In staying away from classical music only because the question referred to “instrumental songs” and not “classical arrangements, I will try to keep my response limited to 10:

  1. Pretty much anything by Bear McCreary. In looking at the most played tracks on iTunes, “The Temple of Five” is #1 with 492 plays… followed by “Worthy of Survival.” I’ve been listening to this soundtrack ever since I picked up the first CD’s almost eleven years ago, and I hear something new almost every time (the best and only thing I can listen to while writing). There’s many more favorites, and I could go on about this soundtrack, but the reader would be more bored than they already are…
  2. “Marooned” by Pink Floyd. I hated the Division Bell at first, but I grew to love it as it became one of my favorite albums/cassettes/CD’s I owned. Then, I watched this. My perspective of this song was forever changed by the imagery from the International Space Station contrasted with footage from Pripyat.
  3. “A Beautiful Day” by The Orb. Again, this is a group I have been fascinated with for a long time, and I cannot find much fault in anything they have produced over the years. [Edit] In coming up with this list, I went back and started listening to each entry and realized this particular song actually fails to qualify as an instrumental. Oh well… much of their music contains either samples of cyclic ramblings with little formal structure in terms of lyrics, so I shall leave it.
  4. This one is a tie – “The Game Has Changed” or “Rinsler” by Daft Punk. The TRON soundtrack is intriguing for the layers of traditional instruments and synthesized sound; these pieces are excellent examples – even if they bug the crap out of the “anti-synthesizer” wife.
  5. “Fallout” by Hive. This may not exactly qualify due to the awesome quote in the intro: (“Some of the music we play is not geared for your bumping enjoyment. It’s geared for you to think. For those of you who don’t think too much, I’m telling you that shit before we drop it on you.”) However, this song’s mood matches the subject of post-nuclear emptiness perfectly – the addition of the vinyl “click” throughout the track is perfect in almost sounding like a scanning Geiger counter.
  6. “Classical Thump” by Victor Wooten. This conveniently combines Victor’s solo project with the song that I first heard him in “The Sinister Minister” by Béla Fleck & The Flecktones, another fine instrumental close to my heart.
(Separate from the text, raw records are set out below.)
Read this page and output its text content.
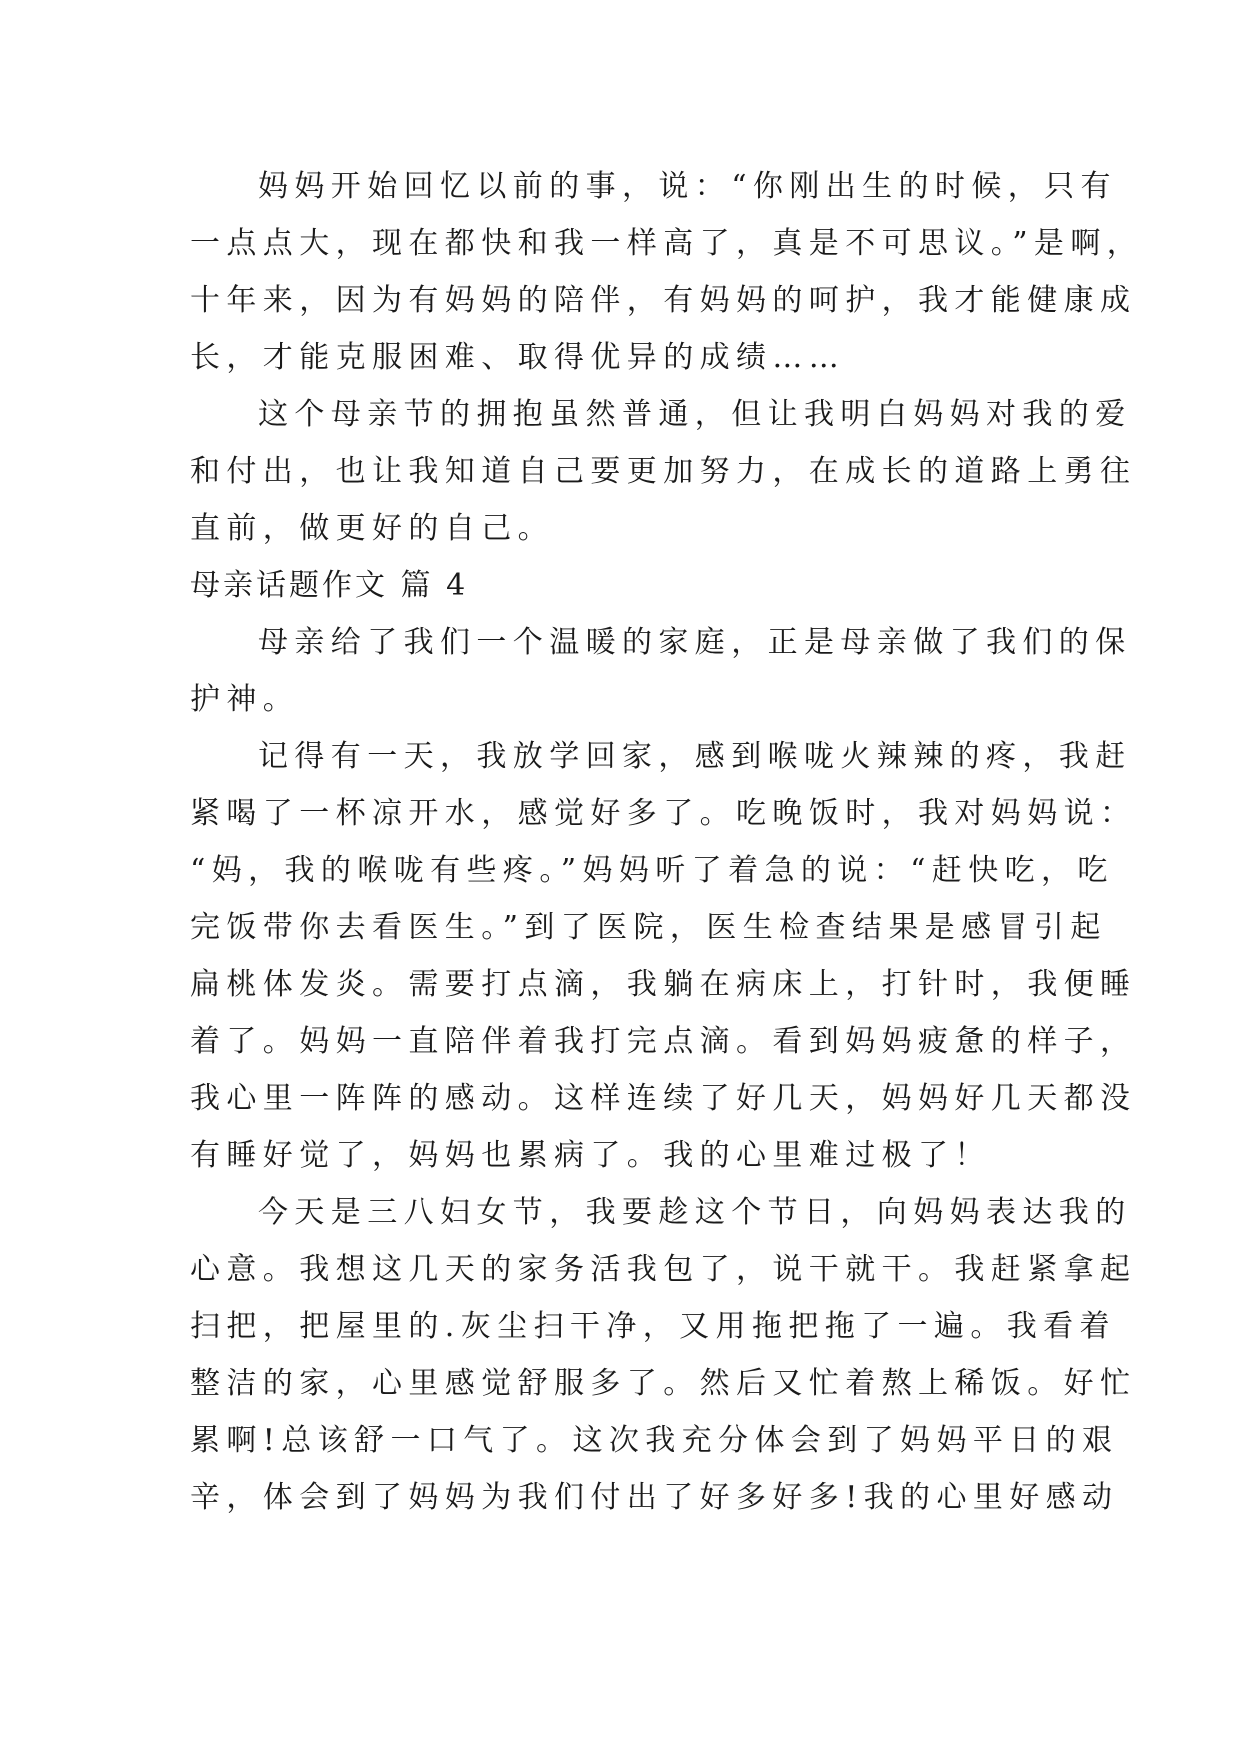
妈妈开始回忆以前的事，说：“你刚出生的时候，只有
一点点大，现在都快和我一样高了，真是不可思议。”是啊，
十年来，因为有妈妈的陪伴，有妈妈的呵护，我才能健康成
长，才能克服困难、取得优异的成绩……
这个母亲节的拥抱虽然普通，但让我明白妈妈对我的爱
和付出，也让我知道自己要更加努力，在成长的道路上勇往
直前，做更好的自己。
母亲话题作文 篇 4
母亲给了我们一个温暖的家庭，正是母亲做了我们的保
护神。
记得有一天，我放学回家，感到喉咙火辣辣的疼，我赶
紧喝了一杯凉开水，感觉好多了。吃晚饭时，我对妈妈说：
“妈，我的喉咙有些疼。”妈妈听了着急的说：“赶快吃，吃
完饭带你去看医生。”到了医院，医生检查结果是感冒引起
扁桃体发炎。需要打点滴，我躺在病床上，打针时，我便睡
着了。妈妈一直陪伴着我打完点滴。看到妈妈疲惫的样子，
我心里一阵阵的感动。这样连续了好几天，妈妈好几天都没
有睡好觉了，妈妈也累病了。我的心里难过极了！
今天是三八妇女节，我要趁这个节日，向妈妈表达我的
心意。我想这几天的家务活我包了，说干就干。我赶紧拿起
扫把，把屋里的.灰尘扫干净，又用拖把拖了一遍。我看着
整洁的家，心里感觉舒服多了。然后又忙着熬上稀饭。好忙
累啊!总该舒一口气了。这次我充分体会到了妈妈平日的艰
辛，体会到了妈妈为我们付出了好多好多!我的心里好感动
  7. “Nitrus” by Dick Dale. One of the things I never do with my music is hit “shuffle,” and going from the previous two to this one is a good reason why. When I first heard this, there was a section that sounded distinctly like standing off the nose of a UH-60A trying to pick up a howitzer at Pohakuloa Training Area on the Big Island (Hawaii) – screaming, howling, and painful.
  8. “Sferic Waves” or “Engines of Difference” by Man or Astroman? The former because it was one of the first songs of theirs I was introduced to, and the latter because it was usually their opener for their live shows and somewhat funny to watch.
  9. Along the lines of “anything by,” I would have to include the Mermen. “Pulpin’ Line” was my first exposure, and many of their songs were part of my “Dive” playlist for the underwater mp3 player I always had going.
  10. Again with the Mermen, I saved the best for last: “More Wood Less Head.” I was listening to this song as I took my boat out the last day I was stationed on Oahu. The glimmering sun on the water, the rhythmic motion of the boat on the small chop as I brought it up on the step and opened the throttle… It took a couple of years before I could listen to that song without wanting that to relive that day.

Technically, that is far more than 10, but you get the idea – my iPod wasn’t popular on deployments, and that’s cool by me.